Non-permanent members' seminar
Wednesday June 2, 2021, 4PM, Salle 3052
Quentin Ferro (IRIF) Distributed Recoloring using the LOCAL Model

Recoloring is a reconfiguration problem : given a graph and two proper coloring of this graph, how to recolor from one coloring to the other by a series of elementary changes ? The talk will be based on the Distributed Recoloring paper from Marthe Bonamy, Paul Ouvrard, Mikaël Rabie, Jukka Suomela, and Jara Uitto (Disc 2018) which introduced the notion of distributed recoloring as follow : the input graph represent a network of computers that need to be recolored. Each node know its input color and its target color. Nodes are allowed to exchange messages with each other synchronously and, given rounds of messages, each node have to output its recoloring schedule, indicating when the node changes its color and to which color. The recoloring schedules have to be globally consistent so that the graph remains properly colored at each point, and we require that adjacent nodes do not change their colors simultaneously. This paper gave a lot of results for different situations of coloring (different types of graph, different number of color, different number of extra color), particularly problems with 1 extra colors, and left some open questions. I will present some results we have on some of those open questions.

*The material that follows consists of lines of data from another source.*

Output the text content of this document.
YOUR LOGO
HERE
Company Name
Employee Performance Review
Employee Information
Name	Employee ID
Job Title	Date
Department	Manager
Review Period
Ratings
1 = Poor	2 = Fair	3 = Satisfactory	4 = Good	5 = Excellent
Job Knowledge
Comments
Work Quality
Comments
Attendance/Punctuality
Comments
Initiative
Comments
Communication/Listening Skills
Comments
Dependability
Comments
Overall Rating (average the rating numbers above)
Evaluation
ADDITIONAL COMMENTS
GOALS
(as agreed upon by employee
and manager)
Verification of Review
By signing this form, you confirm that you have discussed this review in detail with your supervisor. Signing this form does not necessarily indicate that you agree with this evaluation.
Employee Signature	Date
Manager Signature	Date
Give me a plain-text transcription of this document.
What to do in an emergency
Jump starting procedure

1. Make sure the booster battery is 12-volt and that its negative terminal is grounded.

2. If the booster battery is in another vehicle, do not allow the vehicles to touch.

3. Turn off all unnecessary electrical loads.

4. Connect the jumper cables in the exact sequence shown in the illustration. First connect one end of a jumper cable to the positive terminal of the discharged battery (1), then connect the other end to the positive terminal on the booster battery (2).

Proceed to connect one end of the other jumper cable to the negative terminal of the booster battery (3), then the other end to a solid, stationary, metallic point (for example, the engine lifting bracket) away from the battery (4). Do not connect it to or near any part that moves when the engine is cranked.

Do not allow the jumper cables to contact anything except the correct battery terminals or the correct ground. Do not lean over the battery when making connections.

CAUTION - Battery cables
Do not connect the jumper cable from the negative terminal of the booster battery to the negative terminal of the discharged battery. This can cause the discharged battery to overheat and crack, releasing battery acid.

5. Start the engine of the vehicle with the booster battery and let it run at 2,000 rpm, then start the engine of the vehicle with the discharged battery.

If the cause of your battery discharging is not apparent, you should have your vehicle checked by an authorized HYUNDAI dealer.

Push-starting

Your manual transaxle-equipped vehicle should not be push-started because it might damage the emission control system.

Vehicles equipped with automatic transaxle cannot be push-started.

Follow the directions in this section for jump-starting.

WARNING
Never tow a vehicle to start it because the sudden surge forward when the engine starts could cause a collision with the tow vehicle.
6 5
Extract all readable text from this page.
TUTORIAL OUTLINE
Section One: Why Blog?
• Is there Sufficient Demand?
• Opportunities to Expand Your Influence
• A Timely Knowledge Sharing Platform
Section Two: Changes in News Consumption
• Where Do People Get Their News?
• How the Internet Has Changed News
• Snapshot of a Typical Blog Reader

Non-permanent members' seminar
Wednesday May 26, 2021, 4PM, Salle 3052
Avinandan Das (IRIF) Combinatorial Proof for Chernoff-Hoeffding Concentration Bound

In this talk, I will give a combinatorial proof of the Chernoff-Hoeffding concentration bound, which says that the sum of independent $\{0,1\}$-valued random variables is highly concentrated around the expected value. Unlike the standard proofs, this proof does not use the method of higher moments, but rather uses a simple and intuitive counting argument. In addition, this proof is constructive in the following sense: if the sum of the given random variables is not concentrated around the expectation, then we can efficiently find (with high probability) a subset of the random variables that are statistically dependent. This talk is based on the paper “Constructive Proofs of Concentration Bounds” by Russell Impagliazzo and Valentine Kabanets.